1 Execution site(s)
Waclaw L., born in 1925, recalls: “The first Aktion lasted for a couple of days, but the biggest deportation was carried out during the first days after the occupation. On this day, about 200 Junaki members were brought to Dzialoszyce and forced to dig the pits. One morning, about 6am, the town was cordoned off. All the Jews were ordered to prepare their belongings and to gather at the market place. An employee from the magistrate passed by the village with a trumpet and informed the Jews about the gathering. Once the Jews gathered at the market place, the Germans proceeded to the selection. The youngest ones were taken to the train station, where they were deported to Krakow and Plaszow in the camps, while the oldest and the ill were taken to the Jewish cemetery to be shot. The local people were requisitioned to transport the Jews from the market place to the cemetery. My father was one of them. He had to make several trips because there were many Jews.” (Testimony n°545, interviewed in Dzialoszyce, on March 31, 2016)
Victims’ bodies buried in 5 mass graves and at the Jewish cemeteries. [Court Inquiries about executions and mass graves in districts, provinces, camps and ghettos-Ankieta Sadow Grodzkich; RG-15.019 Reel #2 part 3]
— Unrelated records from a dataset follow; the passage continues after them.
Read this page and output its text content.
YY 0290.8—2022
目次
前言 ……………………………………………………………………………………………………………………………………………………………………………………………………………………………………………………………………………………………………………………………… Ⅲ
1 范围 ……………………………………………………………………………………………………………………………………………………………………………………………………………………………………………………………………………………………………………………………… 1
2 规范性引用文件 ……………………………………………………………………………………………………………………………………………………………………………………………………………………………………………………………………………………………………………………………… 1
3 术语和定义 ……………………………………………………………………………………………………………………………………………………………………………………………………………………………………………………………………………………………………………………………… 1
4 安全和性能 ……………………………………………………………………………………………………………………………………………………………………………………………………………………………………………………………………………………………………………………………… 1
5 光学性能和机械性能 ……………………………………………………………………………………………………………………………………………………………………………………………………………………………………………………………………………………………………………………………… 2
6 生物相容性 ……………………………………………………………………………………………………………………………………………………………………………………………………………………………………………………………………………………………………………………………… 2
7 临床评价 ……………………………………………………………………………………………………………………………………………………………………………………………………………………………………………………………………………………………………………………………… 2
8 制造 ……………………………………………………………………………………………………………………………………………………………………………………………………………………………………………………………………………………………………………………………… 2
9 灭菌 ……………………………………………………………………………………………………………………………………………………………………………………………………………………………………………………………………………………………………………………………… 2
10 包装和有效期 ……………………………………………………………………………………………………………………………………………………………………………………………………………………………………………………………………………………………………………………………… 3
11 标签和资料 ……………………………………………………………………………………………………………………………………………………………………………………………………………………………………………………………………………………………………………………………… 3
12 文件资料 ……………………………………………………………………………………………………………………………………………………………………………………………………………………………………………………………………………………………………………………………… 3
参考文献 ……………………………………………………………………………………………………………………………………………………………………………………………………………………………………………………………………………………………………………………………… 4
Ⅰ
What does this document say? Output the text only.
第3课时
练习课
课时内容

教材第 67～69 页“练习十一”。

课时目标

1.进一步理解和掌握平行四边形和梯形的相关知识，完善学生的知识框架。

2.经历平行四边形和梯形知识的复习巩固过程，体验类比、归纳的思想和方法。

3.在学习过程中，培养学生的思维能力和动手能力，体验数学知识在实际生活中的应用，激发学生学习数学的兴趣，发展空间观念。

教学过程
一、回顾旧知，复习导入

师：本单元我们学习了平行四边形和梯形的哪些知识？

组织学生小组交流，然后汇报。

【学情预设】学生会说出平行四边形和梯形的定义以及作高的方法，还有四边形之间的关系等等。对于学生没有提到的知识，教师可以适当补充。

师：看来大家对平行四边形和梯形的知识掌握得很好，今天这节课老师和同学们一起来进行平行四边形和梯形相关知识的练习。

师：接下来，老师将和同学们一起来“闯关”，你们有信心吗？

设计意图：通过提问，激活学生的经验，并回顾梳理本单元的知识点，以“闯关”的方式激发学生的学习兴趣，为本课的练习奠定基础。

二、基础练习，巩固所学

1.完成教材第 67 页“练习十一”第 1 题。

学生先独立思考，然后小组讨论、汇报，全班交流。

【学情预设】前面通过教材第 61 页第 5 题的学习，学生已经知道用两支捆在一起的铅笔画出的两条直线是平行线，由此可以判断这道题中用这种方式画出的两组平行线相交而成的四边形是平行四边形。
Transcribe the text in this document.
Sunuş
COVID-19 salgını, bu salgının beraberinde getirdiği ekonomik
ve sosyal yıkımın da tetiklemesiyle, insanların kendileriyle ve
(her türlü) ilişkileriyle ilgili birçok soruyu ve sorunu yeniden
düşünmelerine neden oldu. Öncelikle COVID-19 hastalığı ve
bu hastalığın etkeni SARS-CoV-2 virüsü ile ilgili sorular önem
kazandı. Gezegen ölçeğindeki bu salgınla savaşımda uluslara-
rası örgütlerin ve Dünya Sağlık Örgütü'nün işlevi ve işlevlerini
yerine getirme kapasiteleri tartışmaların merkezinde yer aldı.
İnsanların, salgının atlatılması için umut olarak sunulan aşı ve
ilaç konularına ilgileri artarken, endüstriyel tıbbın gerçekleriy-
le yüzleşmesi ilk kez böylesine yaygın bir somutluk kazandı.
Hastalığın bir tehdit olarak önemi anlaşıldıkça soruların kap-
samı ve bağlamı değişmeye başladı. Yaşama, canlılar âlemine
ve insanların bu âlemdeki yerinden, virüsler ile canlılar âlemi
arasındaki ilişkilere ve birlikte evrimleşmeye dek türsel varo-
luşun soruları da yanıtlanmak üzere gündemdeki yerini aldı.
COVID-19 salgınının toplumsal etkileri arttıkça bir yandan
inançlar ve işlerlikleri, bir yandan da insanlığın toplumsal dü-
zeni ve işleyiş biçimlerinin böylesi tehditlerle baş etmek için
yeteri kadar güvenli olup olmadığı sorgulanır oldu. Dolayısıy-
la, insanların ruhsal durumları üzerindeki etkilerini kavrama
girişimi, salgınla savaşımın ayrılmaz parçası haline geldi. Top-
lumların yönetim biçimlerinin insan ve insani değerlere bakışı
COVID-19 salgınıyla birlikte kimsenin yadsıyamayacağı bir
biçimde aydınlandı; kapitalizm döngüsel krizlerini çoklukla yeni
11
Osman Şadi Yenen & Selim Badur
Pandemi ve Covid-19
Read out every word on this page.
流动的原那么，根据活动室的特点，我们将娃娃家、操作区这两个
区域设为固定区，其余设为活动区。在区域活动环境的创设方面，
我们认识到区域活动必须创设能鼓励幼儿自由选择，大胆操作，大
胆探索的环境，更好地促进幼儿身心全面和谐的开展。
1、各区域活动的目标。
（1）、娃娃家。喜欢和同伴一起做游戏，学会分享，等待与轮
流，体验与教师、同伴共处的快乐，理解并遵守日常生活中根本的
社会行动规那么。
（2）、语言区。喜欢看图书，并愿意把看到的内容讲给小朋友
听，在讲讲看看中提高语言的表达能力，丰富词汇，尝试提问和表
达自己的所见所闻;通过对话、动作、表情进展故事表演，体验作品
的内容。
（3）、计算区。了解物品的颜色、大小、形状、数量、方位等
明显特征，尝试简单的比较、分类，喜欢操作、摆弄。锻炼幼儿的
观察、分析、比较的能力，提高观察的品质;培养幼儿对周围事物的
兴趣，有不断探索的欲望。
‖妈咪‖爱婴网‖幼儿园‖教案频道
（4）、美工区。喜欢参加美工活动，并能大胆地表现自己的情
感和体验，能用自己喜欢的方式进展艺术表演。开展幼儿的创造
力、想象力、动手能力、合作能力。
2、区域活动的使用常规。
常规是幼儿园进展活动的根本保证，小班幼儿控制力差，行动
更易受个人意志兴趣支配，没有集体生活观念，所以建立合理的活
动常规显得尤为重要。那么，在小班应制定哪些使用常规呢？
Działoszyce is a small town in Swietokrzyskie region, in the administrative district of Pinczow. It lies 65 kilometers south from Kielce, the capital of the region and 50 kilometers north east from the second biggest city in Poland, Krakow. Jews started to settle in Działoszyce after 1707 and in 1820 they constituted 74% of the population. In 1899, 90% of habitants of Działoszyce were Jews. During the interwar period it was called “the capital of the Jews”, as they constituted 80% of the city’s population. The majority of the Jews were traders, they owned a lot of factories and organized fairs every Tuesday and Friday. There were multiple associations and organizations in town, including various charities and library. There was a Jewish school, cemetery and a synagogue in town.
The German army appeared in Działoszyce on the 7th of September, but the town suffered from bombing since the early September days. The repressive measures began immediately. Jews had to wear the Star of David, curfew was established and their houses were taken over. According to some sources the ghetto was established in March 1941 and during its existence young people were deported for forced labor. Executions also started in 1941. On September 1st 1942, 10 000 Jews from the ghetto were gathered by the German troops on the market square: majority of them was transported to Miechow, the collection point, and later to the extermination camp in Belzec. Around 1,500 children and older, unable to walk people were transported to the Jewish cemetery and shot. According to the Polish archives 34 Jews from Działoszyce were shot in December 1942 in Drozejowice.